Javier Iguacel, exfuncionario del gobierno de Mauricio Macri e ingeniero petrolero de profesión, supo construir una carrera saltando de ambos lados del mostrador, combinando su paso por el sector privado con una más que polémica trayectoria en la función pública.
Un informe realizado por Felicitas Bonavitta para Minuto Uno señala que la historia de Iguacel comenzó en 1997 cuando ingresó a trabajar en YPF, compañía que abandonó tras el desembarco de Repsol para recalar en empresas como Pecom Energía y Pluspetrol. Sin embargo, su verdadero salto se daría de la mano de la política.
Tras un intento fallido por alcanzar la intendencia de su localidad, General Sarmiento, en 2015, Macri lo convocó en 2016 para encabezar la Dirección Nacional de Vialidad. Allí, Iguacel asumió el rol de paladín de la transparencia y verdugo judicial: en abril de ese año, impulsó una auditoría sobre las obras públicas en Santa Cruz. Ese fue el germen de la causa que terminaría con la condena e inhabilitación perpetua de Cristina Kirchner.

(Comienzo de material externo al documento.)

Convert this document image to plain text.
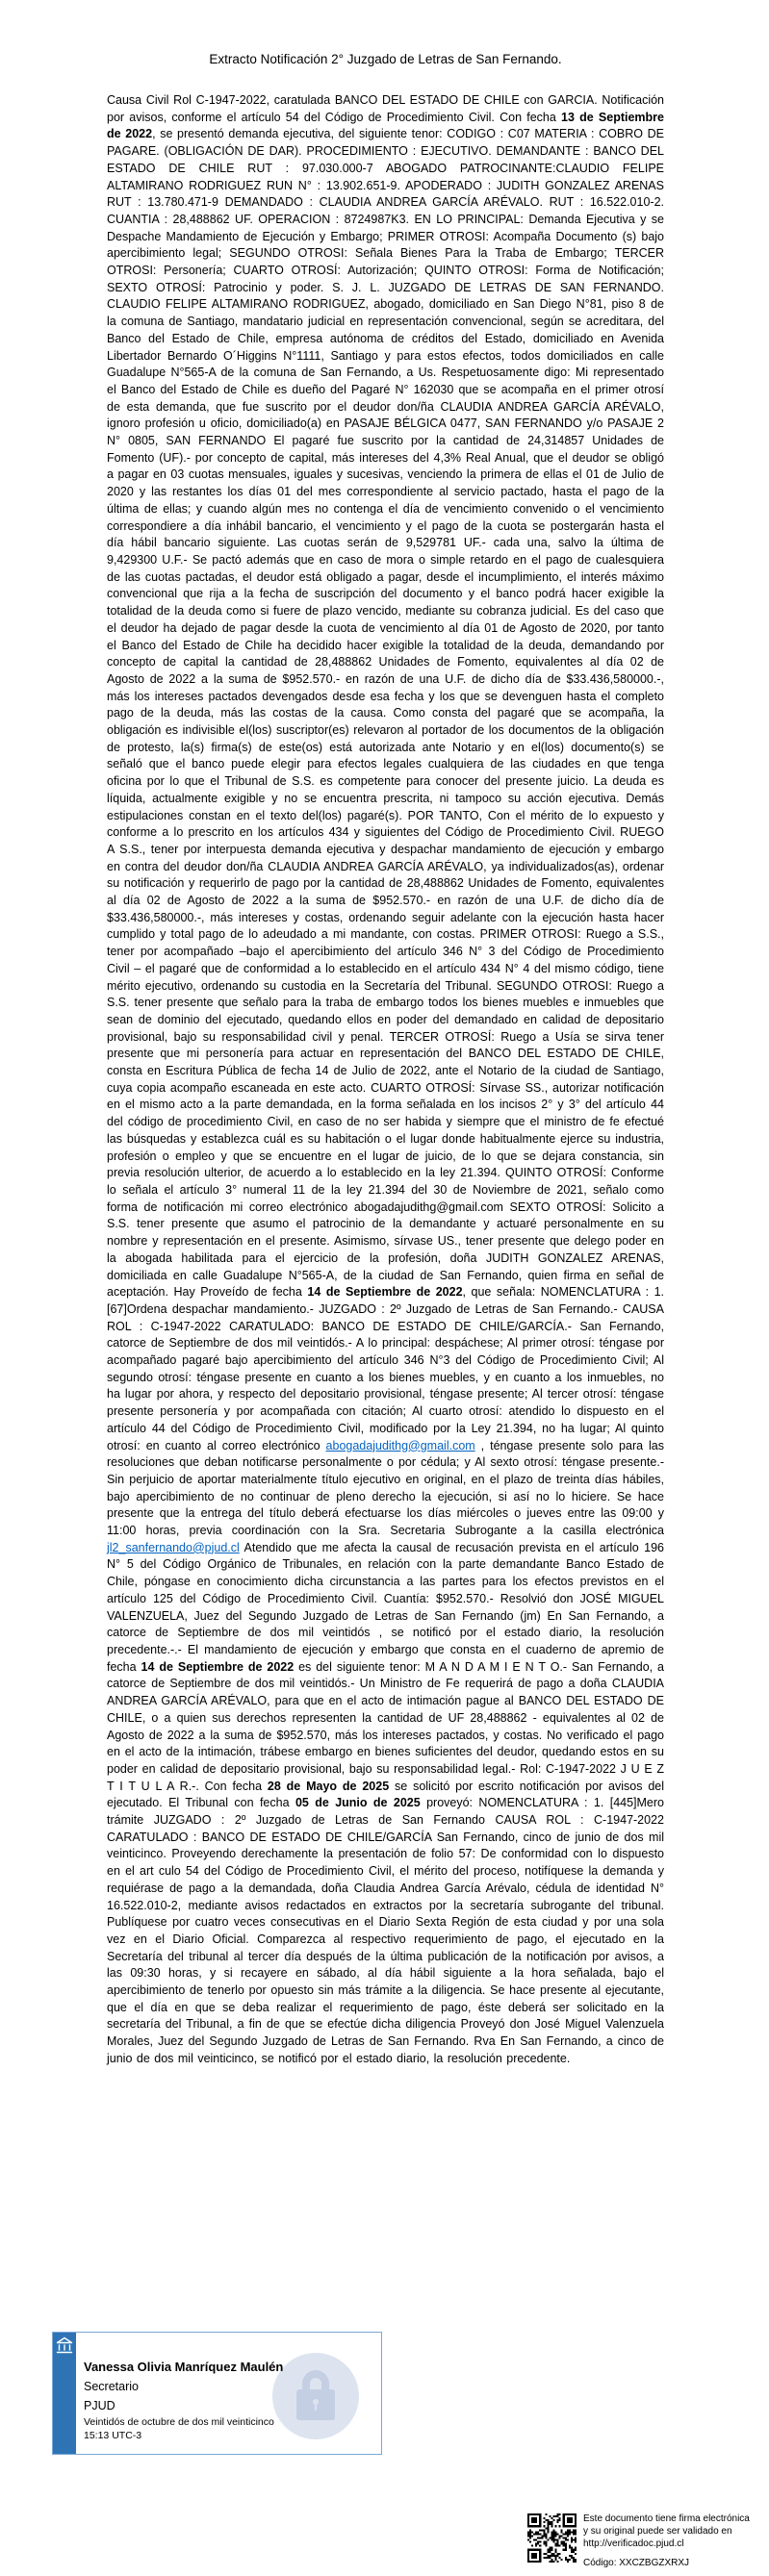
Extracto Notificación 2° Juzgado de Letras de San Fernando.

Causa Civil Rol C-1947-2022, caratulada BANCO DEL ESTADO DE CHILE con GARCIA. Notificación por avisos, conforme el artículo 54 del Código de Procedimiento Civil. Con fecha 13 de Septiembre de 2022, se presentó demanda ejecutiva, del siguiente tenor: CODIGO : C07 MATERIA : COBRO DE PAGARE. (OBLIGACIÓN DE DAR). PROCEDIMIENTO : EJECUTIVO. DEMANDANTE : BANCO DEL ESTADO DE CHILE RUT : 97.030.000-7 ABOGADO PATROCINANTE:CLAUDIO FELIPE ALTAMIRANO RODRIGUEZ RUN N° : 13.902.651-9. APODERADO : JUDITH GONZALEZ ARENAS RUT : 13.780.471-9 DEMANDADO : CLAUDIA ANDREA GARCÍA ARÉVALO. RUT : 16.522.010-2. CUANTIA : 28,488862 UF. OPERACION : 8724987K3. EN LO PRINCIPAL: Demanda Ejecutiva y se Despache Mandamiento de Ejecución y Embargo; PRIMER OTROSI: Acompaña Documento (s) bajo apercibimiento legal; SEGUNDO OTROSI: Señala Bienes Para la Traba de Embargo; TERCER OTROSI: Personería; CUARTO OTROSÍ: Autorización; QUINTO OTROSI: Forma de Notificación; SEXTO OTROSÍ: Patrocinio y poder. S. J. L. JUZGADO DE LETRAS DE SAN FERNANDO. CLAUDIO FELIPE ALTAMIRANO RODRIGUEZ, abogado, domiciliado en San Diego N°81, piso 8 de la comuna de Santiago, mandatario judicial en representación convencional, según se acreditara, del Banco del Estado de Chile, empresa autónoma de créditos del Estado, domiciliado en Avenida Libertador Bernardo O´Higgins N°1111, Santiago y para estos efectos, todos domiciliados en calle Guadalupe N°565-A de la comuna de San Fernando, a Us. Respetuosamente digo: Mi representado el Banco del Estado de Chile es dueño del Pagaré N° 162030 que se acompaña en el primer otrosí de esta demanda, que fue suscrito por el deudor don/ña CLAUDIA ANDREA GARCÍA ARÉVALO, ignoro profesión u oficio, domiciliado(a) en PASAJE BÉLGICA 0477, SAN FERNANDO y/o PASAJE 2 N° 0805, SAN FERNANDO El pagaré fue suscrito por la cantidad de 24,314857 Unidades de Fomento (UF).- por concepto de capital, más intereses del 4,3% Real Anual, que el deudor se obligó a pagar en 03 cuotas mensuales, iguales y sucesivas, venciendo la primera de ellas el 01 de Julio de 2020 y las restantes los días 01 del mes correspondiente al servicio pactado, hasta el pago de la última de ellas; y cuando algún mes no contenga el día de vencimiento convenido o el vencimiento correspondiere a día inhábil bancario, el vencimiento y el pago de la cuota se postergarán hasta el día hábil bancario siguiente. Las cuotas serán de 9,529781 UF.- cada una, salvo la última de 9,429300 U.F.- Se pactó además que en caso de mora o simple retardo en el pago de cualesquiera de las cuotas pactadas, el deudor está obligado a pagar, desde el incumplimiento, el interés máximo convencional que rija a la fecha de suscripción del documento y el banco podrá hacer exigible la totalidad de la deuda como si fuere de plazo vencido, mediante su cobranza judicial. Es del caso que el deudor ha dejado de pagar desde la cuota de vencimiento al día 01 de Agosto de 2020, por tanto el Banco del Estado de Chile ha decidido hacer exigible la totalidad de la deuda, demandando por concepto de capital la cantidad de 28,488862 Unidades de Fomento, equivalentes al día 02 de Agosto de 2022 a la suma de $952.570.- en razón de una U.F. de dicho día de $33.436,580000.-, más los intereses pactados devengados desde esa fecha y los que se devenguen hasta el completo pago de la deuda, más las costas de la causa. Como consta del pagaré que se acompaña, la obligación es indivisible el(los) suscriptor(es) relevaron al portador de los documentos de la obligación de protesto, la(s) firma(s) de este(os) está autorizada ante Notario y en el(los) documento(s) se señaló que el banco puede elegir para efectos legales cualquiera de las ciudades en que tenga oficina por lo que el Tribunal de S.S. es competente para conocer del presente juicio. La deuda es líquida, actualmente exigible y no se encuentra prescrita, ni tampoco su acción ejecutiva. Demás estipulaciones constan en el texto del(los) pagaré(s). POR TANTO, Con el mérito de lo expuesto y conforme a lo prescrito en los artículos 434 y siguientes del Código de Procedimiento Civil. RUEGO A S.S., tener por interpuesta demanda ejecutiva y despachar mandamiento de ejecución y embargo en contra del deudor don/ña CLAUDIA ANDREA GARCÍA ARÉVALO, ya individualizados(as), ordenar su notificación y requerirlo de pago por la cantidad de 28,488862 Unidades de Fomento, equivalentes al día 02 de Agosto de 2022 a la suma de $952.570.- en razón de una U.F. de dicho día de $33.436,580000.-, más intereses y costas, ordenando seguir adelante con la ejecución hasta hacer cumplido y total pago de lo adeudado a mi mandante, con costas. PRIMER OTROSI: Ruego a S.S., tener por acompañado –bajo el apercibimiento del artículo 346 N° 3 del Código de Procedimiento Civil – el pagaré que de conformidad a lo establecido en el artículo 434 N° 4 del mismo código, tiene mérito ejecutivo, ordenando su custodia en la Secretaría del Tribunal. SEGUNDO OTROSI: Ruego a S.S. tener presente que señalo para la traba de embargo todos los bienes muebles e inmuebles que sean de dominio del ejecutado, quedando ellos en poder del demandado en calidad de depositario provisional, bajo su responsabilidad civil y penal. TERCER OTROSÍ: Ruego a Usía se sirva tener presente que mi personería para actuar en representación del BANCO DEL ESTADO DE CHILE, consta en Escritura Pública de fecha 14 de Julio de 2022, ante el Notario de la ciudad de Santiago, cuya copia acompaño escaneada en este acto. CUARTO OTROSÍ: Sírvase SS., autorizar notificación en el mismo acto a la parte demandada, en la forma señalada en los incisos 2° y 3° del artículo 44 del código de procedimiento Civil, en caso de no ser habida y siempre que el ministro de fe efectué las búsquedas y establezca cuál es su habitación o el lugar donde habitualmente ejerce su industria, profesión o empleo y que se encuentre en el lugar de juicio, de lo que se dejara constancia, sin previa resolución ulterior, de acuerdo a lo establecido en la ley 21.394. QUINTO OTROSÍ: Conforme lo señala el artículo 3° numeral 11 de la ley 21.394 del 30 de Noviembre de 2021, señalo como forma de notificación mi correo electrónico abogadajudithg@gmail.com SEXTO OTROSÍ: Solicito a S.S. tener presente que asumo el patrocinio de la demandante y actuaré personalmente en su nombre y representación en el presente. Asimismo, sírvase US., tener presente que delego poder en la abogada habilitada para el ejercicio de la profesión, doña JUDITH GONZALEZ ARENAS, domiciliada en calle Guadalupe N°565-A, de la ciudad de San Fernando, quien firma en señal de aceptación. Hay Proveído de fecha 14 de Septiembre de 2022, que señala: NOMENCLATURA : 1. [67]Ordena despachar mandamiento.- JUZGADO : 2º Juzgado de Letras de San Fernando.- CAUSA ROL : C-1947-2022 CARATULADO: BANCO DE ESTADO DE CHILE/GARCÍA.- San Fernando, catorce de Septiembre de dos mil veintidós.- A lo principal: despáchese; Al primer otrosí: téngase por acompañado pagaré bajo apercibimiento del artículo 346 N°3 del Código de Procedimiento Civil; Al segundo otrosí: téngase presente en cuanto a los bienes muebles, y en cuanto a los inmuebles, no ha lugar por ahora, y respecto del depositario provisional, téngase presente; Al tercer otrosí: téngase presente personería y por acompañada con citación; Al cuarto otrosí: atendido lo dispuesto en el artículo 44 del Código de Procedimiento Civil, modificado por la Ley 21.394, no ha lugar; Al quinto otrosí: en cuanto al correo electrónico abogadajudithg@gmail.com , téngase presente solo para las resoluciones que deban notificarse personalmente o por cédula; y Al sexto otrosí: téngase presente.- Sin perjuicio de aportar materialmente título ejecutivo en original, en el plazo de treinta días hábiles, bajo apercibimiento de no continuar de pleno derecho la ejecución, si así no lo hiciere. Se hace presente que la entrega del título deberá efectuarse los días miércoles o jueves entre las 09:00 y 11:00 horas, previa coordinación con la Sra. Secretaria Subrogante a la casilla electrónica jl2_sanfernando@pjud.cl Atendido que me afecta la causal de recusación prevista en el artículo 196 N° 5 del Código Orgánico de Tribunales, en relación con la parte demandante Banco Estado de Chile, póngase en conocimiento dicha circunstancia a las partes para los efectos previstos en el artículo 125 del Código de Procedimiento Civil. Cuantía: $952.570.- Resolvió don JOSÉ MIGUEL VALENZUELA, Juez del Segundo Juzgado de Letras de San Fernando (jm) En San Fernando, a catorce de Septiembre de dos mil veintidós , se notificó por el estado diario, la resolución precedente.-.- El mandamiento de ejecución y embargo que consta en el cuaderno de apremio de fecha 14 de Septiembre de 2022 es del siguiente tenor: M A N D A M I E N T O.- San Fernando, a catorce de Septiembre de dos mil veintidós.- Un Ministro de Fe requerirá de pago a doña CLAUDIA ANDREA GARCÍA ARÉVALO, para que en el acto de intimación pague al BANCO DEL ESTADO DE CHILE, o a quien sus derechos representen la cantidad de UF 28,488862 - equivalentes al 02 de Agosto de 2022 a la suma de $952.570, más los intereses pactados, y costas. No verificado el pago en el acto de la intimación, trábese embargo en bienes suficientes del deudor, quedando estos en su poder en calidad de depositario provisional, bajo su responsabilidad legal.- Rol: C-1947-2022 J U E Z T I T U L A R.-. Con fecha 28 de Mayo de 2025 se solicitó por escrito notificación por avisos del ejecutado. El Tribunal con fecha 05 de Junio de 2025 proveyó: NOMENCLATURA : 1. [445]Mero trámite JUZGADO : 2º Juzgado de Letras de San Fernando CAUSA ROL : C-1947-2022 CARATULADO : BANCO DE ESTADO DE CHILE/GARCÍA San Fernando, cinco de junio de dos mil veinticinco. Proveyendo derechamente la presentación de folio 57: De conformidad con lo dispuesto en el art culo 54 del Código de Procedimiento Civil, el mérito del proceso, notifíquese la demanda y requiérase de pago a la demandada, doña Claudia Andrea García Arévalo, cédula de identidad N° 16.522.010-2, mediante avisos redactados en extractos por la secretaría subrogante del tribunal. Publíquese por cuatro veces consecutivas en el Diario Sexta Región de esta ciudad y por una sola vez en el Diario Oficial. Comparezca al respectivo requerimiento de pago, el ejecutado en la Secretaría del tribunal al tercer día después de la última publicación de la notificación por avisos, a las 09:30 horas, y si recayere en sábado, al día hábil siguiente a la hora señalada, bajo el apercibimiento de tenerlo por opuesto sin más trámite a la diligencia. Se hace presente al ejecutante, que el día en que se deba realizar el requerimiento de pago, éste deberá ser solicitado en la secretaría del Tribunal, a fin de que se efectúe dicha diligencia Proveyó don José Miguel Valenzuela Morales, Juez del Segundo Juzgado de Letras de San Fernando. Rva En San Fernando, a cinco de junio de dos mil veinticinco, se notificó por el estado diario, la resolución precedente.

Vanessa Olivia Manríquez Maulén
Secretario
PJUD
Veintidós de octubre de dos mil veinticinco
15:13 UTC-3
Este documento tiene firma electrónica
y su original puede ser validado en
http://verificadoc.pjud.cl
Código: XXCZBGZXRXJ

Pero mientras señalaba con el dedo y denunciaba los "curros" de la gestión anterior, la suya dejaba mucho que desear: llevó adelante el vaciamiento de Vialidad Nacional al mismo tiempo que le garantizaba suculentos negocios a empresas amigas del macrismo.
Su lealtad fue recompensada con un ascenso. Reemplazó a Juan José Aranguren para asumir como ministro de Energía, una cartera que luego fue degradada al rango de Secretaría. Pero su nombre ya venía acumulando sombras: en 2017, estalló el escándalo internacional de los "Paradise Papers" y allí figuraba Iguacel como apoderado de Pluspetrol Angola, una sociedad offshore radicada en el refugio fiscal de las Islas Caimán.
Su paso por la función pública dejó un tendal de denuncias e irregularidades. Cuando le tocó presentarse como testigo en la famosa causa "Cuadernos", su actuación fue calificada como imprecisa y vaga. No pudo responder a las preguntas de la defensa y la única denuncia concreta que logró recordar (contra la empresa AECSA por la autopista Riccheri) terminó de la peor manera: la Justicia dictó el sobreseimiento por inexistencia de delito.
A Iguacel tampoco le tembló el pulso a la hora de meterle la mano en el bolsillo a la gente para beneficiar a los suyos. Fue denunciado por compensar retroactivamente a las empresas distribuidoras de gas por la devaluación, trasladando ese enorme costo directamente a las facturas de los usuarios para favorecer a firmas vinculadas a Macri.
Como broche de oro de una gestión marcada por la inoperancia, dejó un monumento a la incompetencia: inauguró con bombos y platillos un puente ferroviario sobre la Ruta 5 cuyas medidas, por un insólito "error de cálculo", eran tan angostas que no permitían que pasaran los trenes.
Su historia dio un nuevo salto con la llegada del gobierno de Javier Milei. A través de su flamante firma Bentia Energy —creada casi a la par del proceso— e impulsado por el denominado "Proyecto Andes", Iguacel logró adjudicarse 7 áreas maduras de producción convencional en Neuquén.
La jugada levantó suspicacias en la industria: una compañía recién fundada y sin antecedentes operativos directos como operadora pasó a controlar bloques clave de hidrocarburos.